* Continues to recommend offer from Energees Investment
* New approach at 25 pence per share vs 24 pence offer
* Alternative proposal would involve reverse takeover (Adds detail)
LONDON, Jan 18 (Reuters) - Oil explorer Regal Petroleum RPT.L said it received an alternative takeover proposal but continued to recommend the 77 million pound ($123 million) bid already on the table given uncertainty the approach would become a firm offer.
Regal said on Tuesday that Cyprus-based financing company Heamoor and private oil explorer Geo-Alliance made a proposal which would see Regal combined with Geo-Alliance and Regal shareholders given the option to sell their shares to Heamoor.

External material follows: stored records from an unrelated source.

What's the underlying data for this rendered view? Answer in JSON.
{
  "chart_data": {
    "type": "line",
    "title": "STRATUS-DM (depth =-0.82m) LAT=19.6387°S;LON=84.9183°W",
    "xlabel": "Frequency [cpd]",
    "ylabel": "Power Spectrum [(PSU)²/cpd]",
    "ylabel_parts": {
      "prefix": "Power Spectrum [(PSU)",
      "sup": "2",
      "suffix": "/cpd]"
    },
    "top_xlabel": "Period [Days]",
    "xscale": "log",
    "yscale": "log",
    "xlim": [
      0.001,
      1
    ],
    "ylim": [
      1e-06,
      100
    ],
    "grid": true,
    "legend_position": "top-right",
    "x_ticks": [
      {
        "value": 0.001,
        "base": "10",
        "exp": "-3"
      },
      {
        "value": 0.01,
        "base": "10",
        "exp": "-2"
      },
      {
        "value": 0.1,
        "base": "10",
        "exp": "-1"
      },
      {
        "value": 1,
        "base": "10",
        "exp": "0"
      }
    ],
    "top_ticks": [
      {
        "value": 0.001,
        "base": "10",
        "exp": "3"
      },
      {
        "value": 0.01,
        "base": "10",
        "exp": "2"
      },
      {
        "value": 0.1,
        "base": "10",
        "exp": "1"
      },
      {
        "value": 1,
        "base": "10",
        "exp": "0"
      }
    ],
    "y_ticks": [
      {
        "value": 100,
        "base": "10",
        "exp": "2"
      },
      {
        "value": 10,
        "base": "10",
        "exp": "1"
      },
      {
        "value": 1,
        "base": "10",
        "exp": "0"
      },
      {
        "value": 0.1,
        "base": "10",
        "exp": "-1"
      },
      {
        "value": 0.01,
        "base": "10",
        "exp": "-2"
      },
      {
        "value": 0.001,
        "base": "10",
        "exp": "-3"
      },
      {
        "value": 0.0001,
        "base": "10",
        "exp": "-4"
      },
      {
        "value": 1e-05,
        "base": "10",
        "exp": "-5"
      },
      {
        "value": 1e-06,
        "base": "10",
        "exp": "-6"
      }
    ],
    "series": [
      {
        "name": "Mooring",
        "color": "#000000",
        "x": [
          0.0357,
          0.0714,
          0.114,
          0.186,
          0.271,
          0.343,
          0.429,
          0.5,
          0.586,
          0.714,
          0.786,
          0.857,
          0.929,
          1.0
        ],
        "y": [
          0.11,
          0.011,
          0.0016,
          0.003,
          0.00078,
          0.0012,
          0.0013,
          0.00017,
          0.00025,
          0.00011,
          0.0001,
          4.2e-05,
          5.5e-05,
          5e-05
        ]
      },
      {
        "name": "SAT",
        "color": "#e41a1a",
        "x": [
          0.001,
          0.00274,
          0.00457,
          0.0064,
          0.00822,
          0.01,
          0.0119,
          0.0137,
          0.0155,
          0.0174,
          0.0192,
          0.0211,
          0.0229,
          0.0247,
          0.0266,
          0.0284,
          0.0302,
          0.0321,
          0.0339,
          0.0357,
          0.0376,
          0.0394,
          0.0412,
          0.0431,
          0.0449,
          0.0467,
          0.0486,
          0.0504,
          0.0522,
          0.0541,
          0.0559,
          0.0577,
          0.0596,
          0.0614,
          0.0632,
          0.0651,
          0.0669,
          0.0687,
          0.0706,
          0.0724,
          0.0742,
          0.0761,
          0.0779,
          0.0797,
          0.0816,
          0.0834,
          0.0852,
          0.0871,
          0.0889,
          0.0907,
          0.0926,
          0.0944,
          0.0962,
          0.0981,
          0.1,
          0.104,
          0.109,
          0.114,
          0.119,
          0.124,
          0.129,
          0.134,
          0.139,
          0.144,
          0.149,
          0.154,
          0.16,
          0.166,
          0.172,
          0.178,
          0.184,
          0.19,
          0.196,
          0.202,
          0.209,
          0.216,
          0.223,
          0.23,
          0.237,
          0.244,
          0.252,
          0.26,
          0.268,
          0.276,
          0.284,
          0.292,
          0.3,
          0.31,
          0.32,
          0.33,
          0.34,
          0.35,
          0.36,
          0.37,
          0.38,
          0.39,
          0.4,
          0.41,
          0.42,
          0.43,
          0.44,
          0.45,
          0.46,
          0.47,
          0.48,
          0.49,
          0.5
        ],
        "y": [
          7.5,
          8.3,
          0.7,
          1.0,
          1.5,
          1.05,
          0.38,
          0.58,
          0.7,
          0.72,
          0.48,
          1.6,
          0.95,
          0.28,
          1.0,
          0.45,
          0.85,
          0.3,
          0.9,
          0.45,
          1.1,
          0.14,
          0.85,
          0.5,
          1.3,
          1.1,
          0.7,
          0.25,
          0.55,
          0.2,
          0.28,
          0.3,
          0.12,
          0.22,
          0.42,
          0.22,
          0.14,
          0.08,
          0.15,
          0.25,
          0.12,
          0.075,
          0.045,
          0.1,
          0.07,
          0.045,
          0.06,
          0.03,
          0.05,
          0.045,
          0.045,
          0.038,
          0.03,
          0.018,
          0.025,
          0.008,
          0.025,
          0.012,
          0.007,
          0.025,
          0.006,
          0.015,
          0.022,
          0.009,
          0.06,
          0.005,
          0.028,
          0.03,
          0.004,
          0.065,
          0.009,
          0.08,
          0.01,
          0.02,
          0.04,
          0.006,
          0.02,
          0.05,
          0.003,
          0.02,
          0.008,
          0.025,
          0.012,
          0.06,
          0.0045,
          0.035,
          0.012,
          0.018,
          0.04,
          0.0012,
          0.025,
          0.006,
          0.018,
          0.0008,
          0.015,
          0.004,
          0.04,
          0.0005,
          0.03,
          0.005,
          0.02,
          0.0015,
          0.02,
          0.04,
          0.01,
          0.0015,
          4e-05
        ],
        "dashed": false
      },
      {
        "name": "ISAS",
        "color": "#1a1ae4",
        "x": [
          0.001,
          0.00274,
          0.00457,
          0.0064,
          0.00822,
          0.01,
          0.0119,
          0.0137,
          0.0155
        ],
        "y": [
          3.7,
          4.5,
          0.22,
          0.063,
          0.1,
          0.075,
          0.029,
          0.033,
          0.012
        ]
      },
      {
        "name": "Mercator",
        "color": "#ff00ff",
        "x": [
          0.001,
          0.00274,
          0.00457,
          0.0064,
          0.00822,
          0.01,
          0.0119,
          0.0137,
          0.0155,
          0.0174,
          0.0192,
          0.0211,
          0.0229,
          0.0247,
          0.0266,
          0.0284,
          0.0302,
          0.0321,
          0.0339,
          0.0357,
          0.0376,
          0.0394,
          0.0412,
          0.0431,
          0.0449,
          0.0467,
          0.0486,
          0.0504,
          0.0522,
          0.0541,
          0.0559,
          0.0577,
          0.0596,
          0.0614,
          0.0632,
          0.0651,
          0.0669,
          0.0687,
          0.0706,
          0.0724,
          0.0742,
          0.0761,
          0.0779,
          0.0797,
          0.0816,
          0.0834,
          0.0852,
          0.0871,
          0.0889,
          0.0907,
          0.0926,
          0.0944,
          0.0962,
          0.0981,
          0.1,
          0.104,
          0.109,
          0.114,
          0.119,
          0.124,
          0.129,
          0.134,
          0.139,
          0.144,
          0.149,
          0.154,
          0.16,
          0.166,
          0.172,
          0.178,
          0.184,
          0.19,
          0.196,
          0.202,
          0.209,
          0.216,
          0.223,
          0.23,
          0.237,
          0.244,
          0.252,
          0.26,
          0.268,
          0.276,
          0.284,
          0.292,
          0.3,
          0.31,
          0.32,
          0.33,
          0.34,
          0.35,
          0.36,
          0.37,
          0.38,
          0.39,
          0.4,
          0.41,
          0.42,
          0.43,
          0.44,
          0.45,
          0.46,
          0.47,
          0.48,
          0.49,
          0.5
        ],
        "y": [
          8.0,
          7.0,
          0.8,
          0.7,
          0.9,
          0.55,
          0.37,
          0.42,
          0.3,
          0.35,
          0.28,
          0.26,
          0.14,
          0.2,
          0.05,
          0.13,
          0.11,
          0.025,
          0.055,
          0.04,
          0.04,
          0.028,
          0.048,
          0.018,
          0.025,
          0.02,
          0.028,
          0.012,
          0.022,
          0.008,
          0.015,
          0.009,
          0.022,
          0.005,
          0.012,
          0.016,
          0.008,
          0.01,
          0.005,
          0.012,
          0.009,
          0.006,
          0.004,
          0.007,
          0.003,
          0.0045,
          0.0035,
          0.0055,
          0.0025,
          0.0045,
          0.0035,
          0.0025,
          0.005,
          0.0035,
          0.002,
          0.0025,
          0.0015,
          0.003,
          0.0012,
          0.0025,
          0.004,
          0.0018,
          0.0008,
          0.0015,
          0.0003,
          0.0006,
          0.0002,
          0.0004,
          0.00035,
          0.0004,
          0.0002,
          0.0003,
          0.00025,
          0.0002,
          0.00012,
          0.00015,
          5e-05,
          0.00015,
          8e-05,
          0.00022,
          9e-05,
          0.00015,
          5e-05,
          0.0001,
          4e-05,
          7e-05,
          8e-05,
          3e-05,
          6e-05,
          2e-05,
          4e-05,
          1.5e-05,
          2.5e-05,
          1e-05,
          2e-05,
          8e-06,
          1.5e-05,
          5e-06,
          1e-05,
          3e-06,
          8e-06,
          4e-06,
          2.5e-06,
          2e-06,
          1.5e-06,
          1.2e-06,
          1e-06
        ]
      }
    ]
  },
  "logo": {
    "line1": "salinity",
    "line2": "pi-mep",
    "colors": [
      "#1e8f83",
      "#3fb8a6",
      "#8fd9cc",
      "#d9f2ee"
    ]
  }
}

The proposed deal, which would see Regal and Geo-Alliance’s Ukrainian oil assets combined, would offer Regal shareholders 25 pence per share, higher than the 24 pence per share offer made by Energees Investments in December and recommended to shareholders by Regal’s board. [ID:nLDE6BC0CP]
“The board of Regal continues to recommend the Energees offer until such time as a superior firm offer is put forward to Regal shareholders,” said Regal in a statement.
Regal pointed to the uncertainty of a firm offer materialising and the complexity of the alternative proposal which would involve Geo-Alliance undertaking a reverse takeover of Regal.
Regal shareholders have until Jan. 24 to accept the offer from Energees and Regal said the Energees offer may not remain open past that date.
Heamoor and Geo-Alliance said any firm offer for Regal would come no later than Feb. 10.